Ainsi, soyez tranquille, Marianne, je dis absolument tranquille ; il n’est pas question ici d’un grand effort de raison pour l’être ; et le moindre petit sentiment de fierté, joint à tout ce que je viens de vous dire, est plus qu’il n’en faut pour vous consoler.

Je la regardai alors, moitié vaincue par les raisons et moitié attendrie de reconnaissance pour toute la peine que je lui voyais prendre afin de me persuader ; et je laissai tomber amicalement mon bras sur elle d’un air qui signifiait, je vous remercie, il est bien doux d’être entre vos mains.

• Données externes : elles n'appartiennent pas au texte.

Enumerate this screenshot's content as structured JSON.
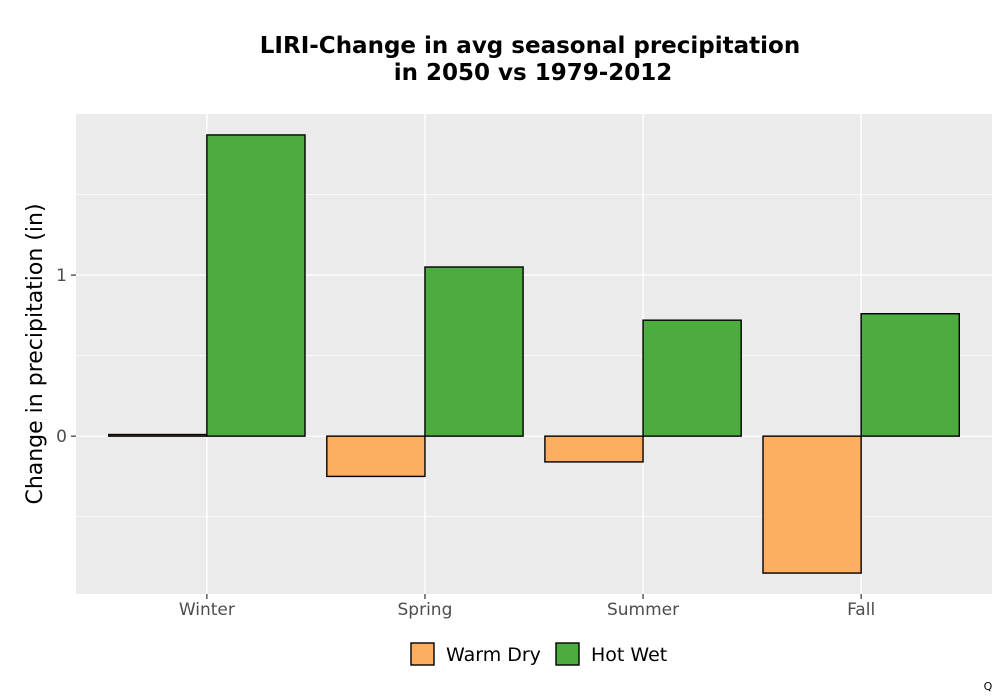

C’était là en effet ce que je sentais ; ce qui marquait que ma douleur se relâchait. Nous sommes bien près de nous consoler quand nous nous affectionnons aux gens qui nous consolent.

Cette obligeante fille resta encore une heure avec moi, toujours à me dire les choses du monde les plus insinuantes, qu’elle avait l’art de me faire trouver sensées. Il est vrai qu’elles l’étaient, je pense ; mais, pour m’y rendre attentive, il fallait encore y joindre l’attrait de ce ton affectueux, de cette bonté de cœur avec laquelle elle me les disait.

La cloche l’appela pour souper ; quant à moi, on m’apportait encore à manger dans ma chambre.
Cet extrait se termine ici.